Growing up in a small town in New Hampshire, Kate Young Caley attends a strong community church where everyone is treated like family, members selflessly help one another, and all the kids are made to feel special. Then, suddenly, everything changes. Her father is hospitalized for many months and her mother is forced to take a job as a waitress to support the family. But the job requires Kate's mother to serve alcohol, which goes against the church's covenant, and the family, banned from attending services, soon finds itself emotionally ostracized from the community.

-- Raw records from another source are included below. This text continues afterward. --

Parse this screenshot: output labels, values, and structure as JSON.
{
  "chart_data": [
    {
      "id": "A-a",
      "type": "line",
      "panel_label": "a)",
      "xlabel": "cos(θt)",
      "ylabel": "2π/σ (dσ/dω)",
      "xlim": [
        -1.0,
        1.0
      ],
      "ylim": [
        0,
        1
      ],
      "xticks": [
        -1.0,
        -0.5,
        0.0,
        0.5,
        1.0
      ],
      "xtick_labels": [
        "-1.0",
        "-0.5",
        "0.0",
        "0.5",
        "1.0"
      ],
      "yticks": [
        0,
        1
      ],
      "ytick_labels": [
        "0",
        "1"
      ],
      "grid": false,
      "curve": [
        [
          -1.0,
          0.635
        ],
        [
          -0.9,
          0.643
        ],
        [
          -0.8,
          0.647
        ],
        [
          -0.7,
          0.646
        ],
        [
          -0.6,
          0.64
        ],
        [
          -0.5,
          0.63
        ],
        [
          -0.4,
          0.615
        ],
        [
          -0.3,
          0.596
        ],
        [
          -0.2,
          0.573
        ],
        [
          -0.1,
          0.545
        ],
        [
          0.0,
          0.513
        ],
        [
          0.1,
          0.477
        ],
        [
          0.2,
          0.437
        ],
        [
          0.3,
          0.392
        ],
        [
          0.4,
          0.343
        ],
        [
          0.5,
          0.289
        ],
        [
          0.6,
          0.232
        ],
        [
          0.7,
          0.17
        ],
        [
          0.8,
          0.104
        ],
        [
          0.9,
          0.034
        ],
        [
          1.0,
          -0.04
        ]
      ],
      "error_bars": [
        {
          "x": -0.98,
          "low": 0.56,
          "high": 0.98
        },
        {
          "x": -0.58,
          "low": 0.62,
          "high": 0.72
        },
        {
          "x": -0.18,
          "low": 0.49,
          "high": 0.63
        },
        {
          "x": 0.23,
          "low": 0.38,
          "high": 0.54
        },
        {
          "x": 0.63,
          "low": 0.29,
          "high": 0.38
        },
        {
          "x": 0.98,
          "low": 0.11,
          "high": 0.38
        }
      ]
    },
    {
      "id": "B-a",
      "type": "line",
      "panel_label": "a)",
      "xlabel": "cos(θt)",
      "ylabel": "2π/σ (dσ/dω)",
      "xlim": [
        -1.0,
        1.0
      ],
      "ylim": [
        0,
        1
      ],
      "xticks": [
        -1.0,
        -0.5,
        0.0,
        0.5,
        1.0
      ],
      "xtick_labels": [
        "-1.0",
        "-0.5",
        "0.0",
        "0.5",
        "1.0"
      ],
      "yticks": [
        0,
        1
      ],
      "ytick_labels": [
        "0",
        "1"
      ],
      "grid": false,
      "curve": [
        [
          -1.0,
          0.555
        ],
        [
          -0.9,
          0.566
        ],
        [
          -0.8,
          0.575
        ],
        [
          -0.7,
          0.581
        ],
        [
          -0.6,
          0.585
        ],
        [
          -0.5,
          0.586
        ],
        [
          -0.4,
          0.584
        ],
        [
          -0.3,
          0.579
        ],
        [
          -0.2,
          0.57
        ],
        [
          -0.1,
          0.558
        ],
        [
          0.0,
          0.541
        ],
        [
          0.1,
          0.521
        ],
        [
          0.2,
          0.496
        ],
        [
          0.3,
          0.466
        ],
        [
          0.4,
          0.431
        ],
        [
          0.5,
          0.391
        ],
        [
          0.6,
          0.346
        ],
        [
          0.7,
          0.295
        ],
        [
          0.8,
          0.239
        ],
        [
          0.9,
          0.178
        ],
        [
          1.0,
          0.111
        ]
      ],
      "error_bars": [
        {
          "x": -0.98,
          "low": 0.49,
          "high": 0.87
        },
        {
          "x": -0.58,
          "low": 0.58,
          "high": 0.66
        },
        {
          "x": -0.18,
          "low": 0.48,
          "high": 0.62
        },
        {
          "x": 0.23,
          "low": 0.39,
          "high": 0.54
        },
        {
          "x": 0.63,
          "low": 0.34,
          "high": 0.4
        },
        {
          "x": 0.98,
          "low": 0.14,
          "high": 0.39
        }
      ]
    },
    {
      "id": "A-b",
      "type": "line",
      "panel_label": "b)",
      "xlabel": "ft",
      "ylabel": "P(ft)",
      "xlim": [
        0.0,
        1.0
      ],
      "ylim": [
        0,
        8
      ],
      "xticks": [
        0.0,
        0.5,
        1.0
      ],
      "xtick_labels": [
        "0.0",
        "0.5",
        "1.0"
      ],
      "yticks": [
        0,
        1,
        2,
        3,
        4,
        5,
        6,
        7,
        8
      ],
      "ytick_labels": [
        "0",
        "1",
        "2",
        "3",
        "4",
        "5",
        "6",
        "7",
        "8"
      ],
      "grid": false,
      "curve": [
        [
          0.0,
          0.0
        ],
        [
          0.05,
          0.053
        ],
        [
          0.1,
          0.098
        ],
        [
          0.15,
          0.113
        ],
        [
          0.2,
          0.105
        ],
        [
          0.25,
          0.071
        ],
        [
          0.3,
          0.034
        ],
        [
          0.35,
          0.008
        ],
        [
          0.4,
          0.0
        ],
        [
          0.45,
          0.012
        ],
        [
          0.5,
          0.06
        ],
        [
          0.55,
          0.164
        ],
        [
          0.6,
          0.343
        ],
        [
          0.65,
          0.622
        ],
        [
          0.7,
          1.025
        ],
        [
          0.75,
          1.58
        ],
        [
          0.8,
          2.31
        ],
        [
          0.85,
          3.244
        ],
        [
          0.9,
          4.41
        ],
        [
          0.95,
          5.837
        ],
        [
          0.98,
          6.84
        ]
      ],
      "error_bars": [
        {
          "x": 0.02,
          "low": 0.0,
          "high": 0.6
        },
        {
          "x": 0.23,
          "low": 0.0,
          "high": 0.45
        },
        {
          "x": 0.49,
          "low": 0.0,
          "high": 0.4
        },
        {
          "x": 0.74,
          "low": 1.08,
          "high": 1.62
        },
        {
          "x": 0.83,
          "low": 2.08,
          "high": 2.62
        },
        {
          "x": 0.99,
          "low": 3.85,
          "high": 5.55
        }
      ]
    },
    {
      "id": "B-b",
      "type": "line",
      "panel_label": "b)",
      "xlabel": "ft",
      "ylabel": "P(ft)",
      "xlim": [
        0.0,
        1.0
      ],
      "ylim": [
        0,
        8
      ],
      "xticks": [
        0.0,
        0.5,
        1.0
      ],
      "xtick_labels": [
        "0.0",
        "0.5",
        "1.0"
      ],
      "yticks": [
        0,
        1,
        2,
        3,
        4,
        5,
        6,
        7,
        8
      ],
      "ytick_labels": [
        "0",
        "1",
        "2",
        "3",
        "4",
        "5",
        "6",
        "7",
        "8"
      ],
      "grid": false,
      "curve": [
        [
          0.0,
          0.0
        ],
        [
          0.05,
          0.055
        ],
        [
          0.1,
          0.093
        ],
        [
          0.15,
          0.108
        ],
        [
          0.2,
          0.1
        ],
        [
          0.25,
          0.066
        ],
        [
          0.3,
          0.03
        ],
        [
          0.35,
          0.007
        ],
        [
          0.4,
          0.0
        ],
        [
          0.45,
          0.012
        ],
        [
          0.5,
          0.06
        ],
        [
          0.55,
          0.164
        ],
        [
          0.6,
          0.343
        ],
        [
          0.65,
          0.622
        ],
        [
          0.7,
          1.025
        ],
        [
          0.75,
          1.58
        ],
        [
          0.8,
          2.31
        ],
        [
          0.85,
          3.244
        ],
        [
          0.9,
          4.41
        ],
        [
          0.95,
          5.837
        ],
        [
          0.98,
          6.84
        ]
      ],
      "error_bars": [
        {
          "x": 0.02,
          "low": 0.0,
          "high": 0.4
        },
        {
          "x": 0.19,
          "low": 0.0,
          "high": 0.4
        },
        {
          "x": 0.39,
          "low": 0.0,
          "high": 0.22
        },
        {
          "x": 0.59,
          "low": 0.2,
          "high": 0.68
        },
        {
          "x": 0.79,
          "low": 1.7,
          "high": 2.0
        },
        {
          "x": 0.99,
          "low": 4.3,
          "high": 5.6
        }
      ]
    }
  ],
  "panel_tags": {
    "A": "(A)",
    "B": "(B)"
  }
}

In "The House Where the Hardest Things Happened," Caley recounts the hurt and confusion she felt as a young girl and her long search for a religious community that would comfort her spiritually, support her emotionally, and respect her intellectual ideals. As she chronicles her journey, she candidly discusses her problems with the way the Christian faith is expressed and with the people who lay claim to it. Her exploration of religious teachings on homosexuality is especially powerful as she explains why she is unwilling, and unable, to deny the love she has for her gay brother.
At once the story of a family profoundly transformed by tragedy and an incisive exploration of the meaning of spirituality, "The House Where the Hardest Things Happened" will appeal to readers of Joyce Carol Oates's "We Were the Mulvaneys" and Anne Lamott's "Traveling Mercies," Beautifully written, it bringsto life Caley's inspiring determination to reclaim her right to practice her beliefs-the most basic human right of all.
Kate Young Caley is a writer and college professor. She lives in Quincy, Massachusetts.